Hormel Foods Beefs Up Retail & Supply Chain Real-Time Data Sharing to Improve OSA

Lisa Johnston
Lisa Johnston profile picture
hormel foods on shelf availability
Hormel Foods includes such brands as Skippy, Planters, and Spam in its portfolio.

Hormel Foods is investing in real-time data sharing to improve on-shelf availability with its retail partners. 

The food company’s data analytics team has increasingly sought new ways to expand throughput for new high-priority consumer data sets into its Google Cloud Platform data lake, Mark Vaupel, VP IT services at Hormel Foods, tells CGT, given their critical role in providing analysis and insights to support strategic business requirements. 

“Our approach to leveraging analytics across the enterprise is centered around one source of the truth,” he says. “That means as we work with retail partners, anyone needing data can access the right data at the right time to answer questions and provide actionable insights.” 

This extends beyond retail to encompass all areas of business, including foodservice, international, and supply chain, and so Hormel partnered with retail analytics platform provider Crisp in March to more quickly obtain and analyze insights and simplify the data pipeline architecture. This simultaneously enabled them to build scalable solutions across the enterprise, Vaupel says.  

Mark Vaupel
Mark Vaupel

With the technology, Hormel Foods can both share and tap into historical and real-time data insights in Google Cloud from retailers, including delivery, retail, supply chain, manufacturing, and inventory data. As a result of the automation, the company has improved data accessibility, speed of delivery, quality, and breadth, according to the exec. 

“These technology improvements have increased trust in the data while expanding data visibility throughout the business with a single source of truth,” he notes. 

By integrating disparate data sources to receive full and real-time visibility into physical shelf performance, Hormel Foods can better inform its retail customers about potential out-of-stock issues and help reduce food waste. 

Looking Ahead

Hormel Foods restructured operations earlier this year and developed a new center of excellence known as Brand Fuel.
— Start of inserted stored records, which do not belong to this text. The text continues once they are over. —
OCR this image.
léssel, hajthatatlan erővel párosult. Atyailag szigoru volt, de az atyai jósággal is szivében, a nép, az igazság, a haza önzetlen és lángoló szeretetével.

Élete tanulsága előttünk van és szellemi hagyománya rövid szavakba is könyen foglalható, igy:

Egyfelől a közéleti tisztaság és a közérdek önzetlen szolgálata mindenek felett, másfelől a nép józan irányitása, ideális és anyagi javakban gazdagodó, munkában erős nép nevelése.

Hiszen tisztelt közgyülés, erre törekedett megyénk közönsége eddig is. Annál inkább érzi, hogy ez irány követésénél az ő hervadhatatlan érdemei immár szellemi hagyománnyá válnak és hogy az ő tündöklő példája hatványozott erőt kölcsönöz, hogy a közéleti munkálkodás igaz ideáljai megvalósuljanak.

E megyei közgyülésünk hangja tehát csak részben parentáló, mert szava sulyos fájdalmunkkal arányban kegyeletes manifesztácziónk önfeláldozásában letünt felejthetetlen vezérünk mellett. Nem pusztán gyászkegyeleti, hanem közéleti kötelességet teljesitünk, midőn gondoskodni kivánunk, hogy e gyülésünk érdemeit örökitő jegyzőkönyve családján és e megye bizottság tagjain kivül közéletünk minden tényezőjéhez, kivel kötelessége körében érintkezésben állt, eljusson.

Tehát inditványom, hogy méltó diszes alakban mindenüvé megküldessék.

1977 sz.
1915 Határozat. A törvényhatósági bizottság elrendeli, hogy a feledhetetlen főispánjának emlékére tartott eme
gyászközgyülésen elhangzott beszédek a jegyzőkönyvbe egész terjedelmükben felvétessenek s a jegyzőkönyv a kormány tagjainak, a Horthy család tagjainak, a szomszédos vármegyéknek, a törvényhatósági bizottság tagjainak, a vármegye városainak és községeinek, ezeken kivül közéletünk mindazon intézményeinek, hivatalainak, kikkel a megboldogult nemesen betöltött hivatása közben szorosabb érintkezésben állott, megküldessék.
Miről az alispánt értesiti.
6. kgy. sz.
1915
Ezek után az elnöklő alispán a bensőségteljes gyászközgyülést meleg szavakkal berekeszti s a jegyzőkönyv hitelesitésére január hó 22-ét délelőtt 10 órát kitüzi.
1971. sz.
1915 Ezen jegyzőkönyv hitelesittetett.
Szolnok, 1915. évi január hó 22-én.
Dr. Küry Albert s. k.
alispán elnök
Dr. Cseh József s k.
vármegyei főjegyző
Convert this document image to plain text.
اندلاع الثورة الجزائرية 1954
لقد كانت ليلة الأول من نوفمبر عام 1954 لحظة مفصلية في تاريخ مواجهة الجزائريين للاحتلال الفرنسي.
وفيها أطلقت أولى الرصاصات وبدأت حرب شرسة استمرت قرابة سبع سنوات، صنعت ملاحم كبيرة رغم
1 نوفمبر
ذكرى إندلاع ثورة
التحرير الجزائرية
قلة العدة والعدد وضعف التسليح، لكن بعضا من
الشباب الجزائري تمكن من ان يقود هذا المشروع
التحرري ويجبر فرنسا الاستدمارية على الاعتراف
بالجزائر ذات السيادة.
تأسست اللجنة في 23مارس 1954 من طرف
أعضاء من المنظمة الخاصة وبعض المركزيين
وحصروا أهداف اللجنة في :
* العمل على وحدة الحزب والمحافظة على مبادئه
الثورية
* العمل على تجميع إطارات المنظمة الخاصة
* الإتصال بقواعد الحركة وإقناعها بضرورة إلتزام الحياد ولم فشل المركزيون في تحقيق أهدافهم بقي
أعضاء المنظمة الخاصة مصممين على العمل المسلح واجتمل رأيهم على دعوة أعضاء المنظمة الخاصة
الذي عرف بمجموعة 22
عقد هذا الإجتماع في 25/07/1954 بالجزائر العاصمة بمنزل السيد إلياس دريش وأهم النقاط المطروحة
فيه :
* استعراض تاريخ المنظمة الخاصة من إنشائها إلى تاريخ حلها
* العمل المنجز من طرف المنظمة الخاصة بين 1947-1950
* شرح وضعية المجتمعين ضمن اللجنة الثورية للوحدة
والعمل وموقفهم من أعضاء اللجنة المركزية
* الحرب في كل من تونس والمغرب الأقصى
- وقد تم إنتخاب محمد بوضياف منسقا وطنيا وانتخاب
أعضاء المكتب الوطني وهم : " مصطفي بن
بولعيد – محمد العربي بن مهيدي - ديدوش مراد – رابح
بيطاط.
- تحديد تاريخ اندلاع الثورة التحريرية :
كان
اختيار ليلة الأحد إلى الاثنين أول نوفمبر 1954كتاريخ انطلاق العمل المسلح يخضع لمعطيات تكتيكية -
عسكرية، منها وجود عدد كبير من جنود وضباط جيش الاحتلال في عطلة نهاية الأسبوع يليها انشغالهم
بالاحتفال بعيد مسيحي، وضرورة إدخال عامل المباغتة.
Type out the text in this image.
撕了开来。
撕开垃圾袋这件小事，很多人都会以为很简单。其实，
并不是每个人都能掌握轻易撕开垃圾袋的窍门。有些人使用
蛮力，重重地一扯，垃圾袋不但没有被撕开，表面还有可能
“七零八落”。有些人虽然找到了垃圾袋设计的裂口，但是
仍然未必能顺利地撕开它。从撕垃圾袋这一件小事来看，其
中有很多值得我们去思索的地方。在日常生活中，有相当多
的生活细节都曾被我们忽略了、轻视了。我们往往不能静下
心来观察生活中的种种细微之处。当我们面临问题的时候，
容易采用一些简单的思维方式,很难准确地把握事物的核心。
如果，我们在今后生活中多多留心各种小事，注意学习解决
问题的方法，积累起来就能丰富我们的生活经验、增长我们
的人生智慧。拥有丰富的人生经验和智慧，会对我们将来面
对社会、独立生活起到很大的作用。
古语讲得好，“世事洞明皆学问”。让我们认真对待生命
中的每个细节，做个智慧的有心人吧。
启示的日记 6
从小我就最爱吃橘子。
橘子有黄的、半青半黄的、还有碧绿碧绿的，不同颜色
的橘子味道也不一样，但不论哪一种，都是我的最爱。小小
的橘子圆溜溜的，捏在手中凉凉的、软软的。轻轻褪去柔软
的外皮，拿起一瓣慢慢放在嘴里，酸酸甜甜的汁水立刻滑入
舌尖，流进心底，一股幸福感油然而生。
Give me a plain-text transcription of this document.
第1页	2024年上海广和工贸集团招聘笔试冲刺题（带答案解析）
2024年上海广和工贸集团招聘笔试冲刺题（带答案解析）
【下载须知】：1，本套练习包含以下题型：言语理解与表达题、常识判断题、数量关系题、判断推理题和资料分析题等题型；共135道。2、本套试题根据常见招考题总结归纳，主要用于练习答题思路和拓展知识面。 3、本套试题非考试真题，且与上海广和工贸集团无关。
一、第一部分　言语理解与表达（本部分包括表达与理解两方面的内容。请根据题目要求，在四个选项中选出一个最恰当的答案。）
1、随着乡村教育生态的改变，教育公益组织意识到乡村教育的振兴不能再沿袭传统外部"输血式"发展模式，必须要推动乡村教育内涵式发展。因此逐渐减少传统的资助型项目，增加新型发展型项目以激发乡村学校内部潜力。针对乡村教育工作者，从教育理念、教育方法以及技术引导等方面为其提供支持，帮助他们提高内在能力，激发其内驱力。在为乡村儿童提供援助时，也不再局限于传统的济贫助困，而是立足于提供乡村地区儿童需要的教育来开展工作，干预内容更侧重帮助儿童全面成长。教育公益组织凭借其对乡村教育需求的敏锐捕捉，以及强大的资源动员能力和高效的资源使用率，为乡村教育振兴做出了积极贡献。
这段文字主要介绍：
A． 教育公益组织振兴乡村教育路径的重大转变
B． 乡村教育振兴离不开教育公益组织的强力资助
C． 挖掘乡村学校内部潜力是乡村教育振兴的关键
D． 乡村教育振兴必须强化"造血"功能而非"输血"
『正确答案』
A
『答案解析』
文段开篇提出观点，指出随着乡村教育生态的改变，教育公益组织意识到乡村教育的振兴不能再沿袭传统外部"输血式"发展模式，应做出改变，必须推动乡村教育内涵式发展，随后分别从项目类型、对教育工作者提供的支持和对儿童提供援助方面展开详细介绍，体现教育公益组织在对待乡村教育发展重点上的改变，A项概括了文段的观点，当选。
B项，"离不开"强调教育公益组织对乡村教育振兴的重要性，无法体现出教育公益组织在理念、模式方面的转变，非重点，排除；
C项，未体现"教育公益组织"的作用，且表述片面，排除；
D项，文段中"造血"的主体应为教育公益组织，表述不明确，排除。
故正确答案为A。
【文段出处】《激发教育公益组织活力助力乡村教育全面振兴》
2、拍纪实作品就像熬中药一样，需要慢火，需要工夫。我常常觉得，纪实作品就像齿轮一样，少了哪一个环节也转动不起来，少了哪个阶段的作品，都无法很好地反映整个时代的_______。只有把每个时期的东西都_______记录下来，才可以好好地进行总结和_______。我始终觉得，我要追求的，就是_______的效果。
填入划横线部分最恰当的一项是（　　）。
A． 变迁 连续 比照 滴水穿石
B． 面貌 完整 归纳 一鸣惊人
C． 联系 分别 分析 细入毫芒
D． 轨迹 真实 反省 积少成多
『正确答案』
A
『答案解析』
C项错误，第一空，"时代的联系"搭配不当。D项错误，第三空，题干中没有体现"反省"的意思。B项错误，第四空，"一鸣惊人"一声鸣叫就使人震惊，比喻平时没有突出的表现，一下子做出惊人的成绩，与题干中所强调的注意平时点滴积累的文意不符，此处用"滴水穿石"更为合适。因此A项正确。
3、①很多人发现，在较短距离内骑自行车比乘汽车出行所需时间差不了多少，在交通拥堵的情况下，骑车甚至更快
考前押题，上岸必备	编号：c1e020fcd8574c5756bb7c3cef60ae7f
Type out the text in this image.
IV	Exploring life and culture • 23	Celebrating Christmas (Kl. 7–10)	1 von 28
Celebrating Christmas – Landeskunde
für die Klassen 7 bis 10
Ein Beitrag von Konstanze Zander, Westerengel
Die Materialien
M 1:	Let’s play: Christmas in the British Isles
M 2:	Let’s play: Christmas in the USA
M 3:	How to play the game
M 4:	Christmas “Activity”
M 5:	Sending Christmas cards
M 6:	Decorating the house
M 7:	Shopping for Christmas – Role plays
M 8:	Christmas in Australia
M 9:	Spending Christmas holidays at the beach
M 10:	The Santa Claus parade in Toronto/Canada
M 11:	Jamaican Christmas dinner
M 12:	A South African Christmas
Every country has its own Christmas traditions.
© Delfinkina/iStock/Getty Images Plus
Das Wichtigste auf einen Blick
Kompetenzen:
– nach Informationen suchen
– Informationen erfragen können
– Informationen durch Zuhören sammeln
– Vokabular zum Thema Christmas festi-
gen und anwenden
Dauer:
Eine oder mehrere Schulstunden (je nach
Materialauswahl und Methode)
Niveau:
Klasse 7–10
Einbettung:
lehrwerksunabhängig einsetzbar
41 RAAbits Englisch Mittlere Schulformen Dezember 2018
Embedded within that team is the digital experience group (DEG), an enterprise resource alongside finance planning and analytics for data enablement across the enterprise, which Vaupel says has thus far been the primary beneficiary from this investment. 

The investment is reducing the amount of time teams must spend collecting and managing data, freeing them up to focus on strategic analytics. And while the company’s focus has initially centered on consumer goods retail data, additional opportunities are seen ahead. 

“Moving forward, we are exploring opportunities within paid search campaign data, retailer media spend effectiveness, and additional areas of the business such as foodservice, international, [and] supply chain,” he says.